AstraZeneca has decided to discontinue one of its midstage cancer drugs—mTOR inhibitor vistusertib—despite reporting encouraging clinical data earlier in the year.
The company’s third-quarter results update indicates (PDF) vistusertib has been discontinued both as a monotherapy in solid tumors and in combination with Calquence (acalabrutinib), AZ’s recently-approved BTK inhibitor, for blood cancers.
AZ’s chief medical officer Sean Bohen M.D., Ph.D., wouldn’t comment on the specific reasons for the decision on a call with reporters this morning but suggested it came about as a result of re-prioritization of the R&D portfolio.

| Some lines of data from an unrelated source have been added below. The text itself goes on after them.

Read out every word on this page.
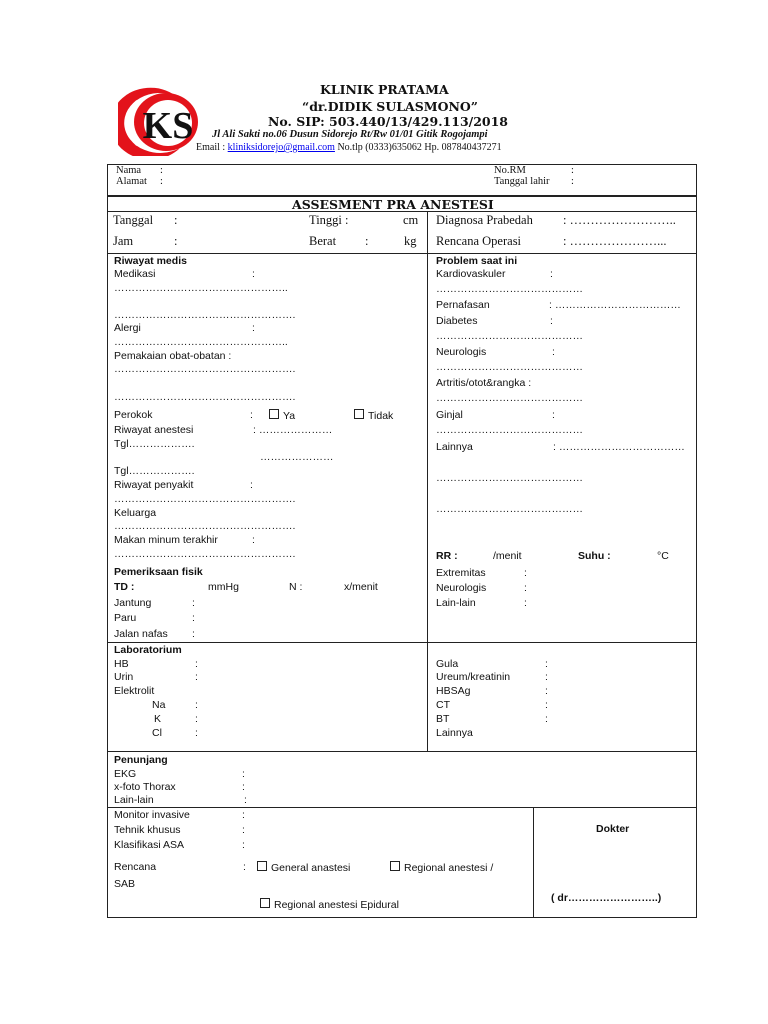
KS
KLINIK PRATAMA
“dr.DIDIK SULASMONO”
No. SIP: 503.440/13/429.113/2018
Jl Ali Sakti no.06 Dusun Sidorejo Rt/Rw 01/01 Gitik Rogojampi
Email : kliniksidorejo@gmail.com No.tlp (0333)635062 Hp. 087840437271
Nama :
Alamat :
No.RM	:
Tanggal lahir :
ASSESMENT PRA ANESTESI
Tanggal :	Tinggi :	cm
Jam	:	Berat :	kg
Diagnosa Prabedah : ……………………..
Rencana Operasi	: …………………...
Riwayat medis
Medikasi	:
…………………………………………..
…………………………………………….
Alergi	:
…………………………………………..
Pemakaian obat-obatan :
…………………………………………….
…………………………………………….
Perokok	:	Ya	Tidak
Riwayat anestesi	: …………………
Tgl……………….
…………………
Tgl……………….
Riwayat penyakit	:
…………………………………………….
Keluarga
…………………………………………….
Makan minum terakhir	:
…………………………………………….
Pemeriksaan fisik
TD :	mmHg	N :	x/menit
Jantung	:
Paru	:
Jalan nafas :
Problem saat ini
Kardiovaskuler	:
……………………………………
Pernafasan	: ………………………………
Diabetes	:
……………………………………
Neurologis	:
……………………………………
Artritis/otot&rangka :
……………………………………
Ginjal	:
……………………………………
Lainnya	: ………………………………
……………………………………
……………………………………
RR :	/menit	Suhu :	°C
Extremitas	:
Neurologis	:
Lain-lain	:
Laboratorium
HB	:
Urin	:
Elektrolit
Na	:
K	:
Cl	:
Gula	:
Ureum/kreatinin	:
HBSAg	:
CT	:
BT	:
Lainnya
Penunjang
EKG	:
x-foto Thorax	:
Lain-lain	:
Monitor invasive	:
Tehnik khusus	:
Klasifikasi ASA	:
Rencana	:	General anastesi	Regional anestesi /
SAB
Regional anestesi Epidural
Dokter
( dr……………………..)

“We’re in the fortunate position of having to choose between different programs within a very rich pipeline,” he said. “We have several factors to consider in making these choices, [including] the tolerability and efficacy, but also the evolution of treatment within a disease area.”
In its updated pipeline this morning, AZ said the: “Reason for discontinuation: safety/efficacy,” but that’s all she wrote.

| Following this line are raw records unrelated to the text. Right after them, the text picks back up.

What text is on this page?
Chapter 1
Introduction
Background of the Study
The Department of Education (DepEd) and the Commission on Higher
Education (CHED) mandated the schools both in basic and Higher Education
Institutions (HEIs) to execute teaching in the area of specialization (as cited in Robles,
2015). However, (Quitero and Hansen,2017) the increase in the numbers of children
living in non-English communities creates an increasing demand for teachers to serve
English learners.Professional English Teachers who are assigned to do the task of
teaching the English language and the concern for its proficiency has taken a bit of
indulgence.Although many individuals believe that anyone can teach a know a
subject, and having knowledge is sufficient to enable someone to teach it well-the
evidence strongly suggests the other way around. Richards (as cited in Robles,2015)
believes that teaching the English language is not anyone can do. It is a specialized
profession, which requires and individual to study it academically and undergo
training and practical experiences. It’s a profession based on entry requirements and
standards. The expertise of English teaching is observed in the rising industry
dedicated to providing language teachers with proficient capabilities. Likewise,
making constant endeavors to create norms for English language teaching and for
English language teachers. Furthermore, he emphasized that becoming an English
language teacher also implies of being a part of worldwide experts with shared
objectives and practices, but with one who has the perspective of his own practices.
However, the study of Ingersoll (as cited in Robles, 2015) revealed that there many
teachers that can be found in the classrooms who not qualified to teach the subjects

AZ had advanced vistusertib (formerly AZD2014) into about 10 phase 2 trials across a broad range of cancers, including ovarian, breast and lung cancers and B cell malignancies, although it had previously been dropped in renal cancer. The studies were testing the drug on its own as well as alongside Calquence and other AZ drugs including PD-L1 inhibitor Imfinzi (durvalumab), PARP inhibitor Lynparza (olaparib) and experimental FGF tyrosine kinase inhibitor AZD4547.

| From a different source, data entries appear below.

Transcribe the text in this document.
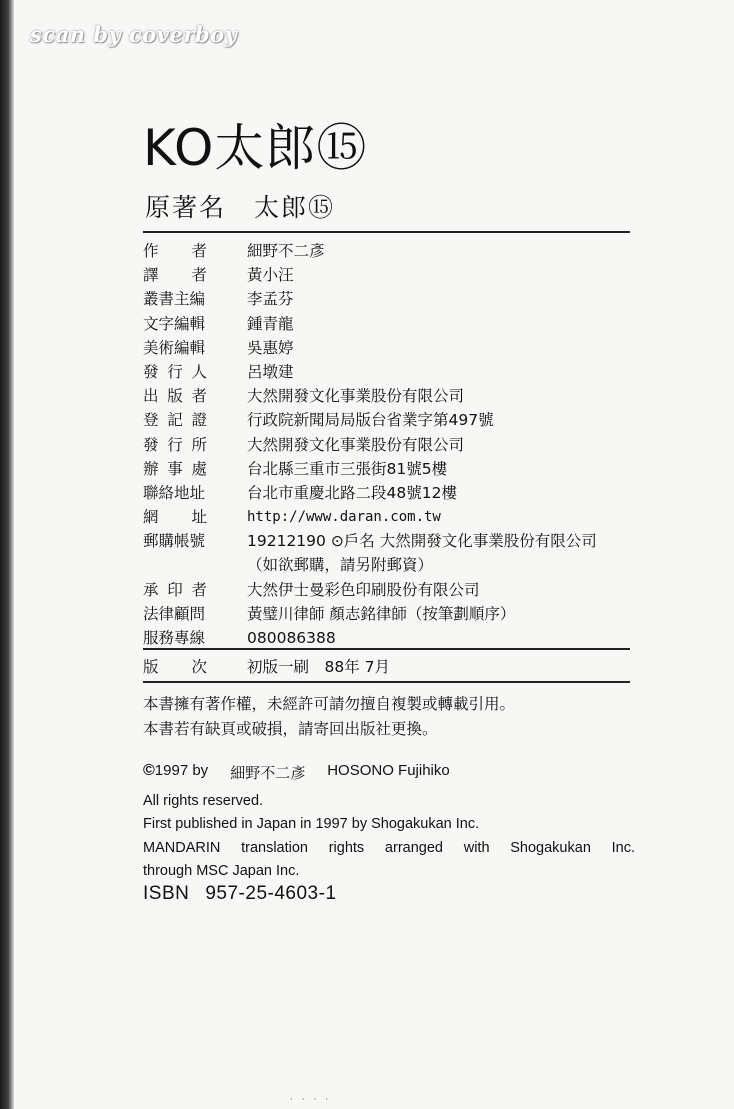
scan by coverboy
KO太郎⑮
原著名 太郎⑮
作　者	細野不二彥
譯　者	黃小汪
叢書主編	李孟芬
文字編輯	鍾青龍
美術編輯	吳惠婷
發行人	呂墩建
出版者	大然開發文化事業股份有限公司
登記證	行政院新聞局局版台省業字第497號
發行所	大然開發文化事業股份有限公司
辦事處	台北縣三重市三張街81號5樓
聯絡地址	台北市重慶北路二段48號12樓
網　址	http://www.daran.com.tw
郵購帳號	19212190 ⊙戶名 大然開發文化事業股份有限公司
（如欲郵購，請另附郵資）
承印者	大然伊士曼彩色印刷股份有限公司
法律顧問	黃璧川律師 顏志銘律師（按筆劃順序）
服務專線	080086388
版　次	初版一刷　88年 7月
本書擁有著作權，未經許可請勿擅自複製或轉載引用。
本書若有缺頁或破損，請寄回出版社更換。
© 1997 by 細野不二彥 HOSONO Fujihiko
All rights reserved.
First published in Japan in 1997 by Shogakukan Inc.
MANDARIN translation rights arranged with Shogakukan Inc.
through MSC Japan Inc.
ISBN 957-25-4603-1
‧ ‧ ‧ ‧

In August, the Institute of Cancer Research in the U.K. reported what it described as “exciting” phase 1 results in ovarian and lung cancers when vistusertib was combined with paclitaxel chemotherapy, causing tumors in more than half of patients with ovarian cancer and over a third with lung cancer to shrink, and stopped patients’ cancers from growing for nearly six months.
“There has been great progress in the treatment of ovarian and lung cancer, so in that respect the bar also moves over time,” commented Bohen on the call. “We will be able to provide more information in the future.”
The mTOR pathway is already fairly well-covered by approved drugs, notably Pfizer’s Torisel (temsirolimus) and Novartis’ Afinitor (everolimus), and with upward of two dozen newer inhibitors in the clinical pipeline—plus a raft of candidates that target both mTOR and other pathway components such as PI3K/ACT—it looks like AZ has ducked out of an increasingly crowded field.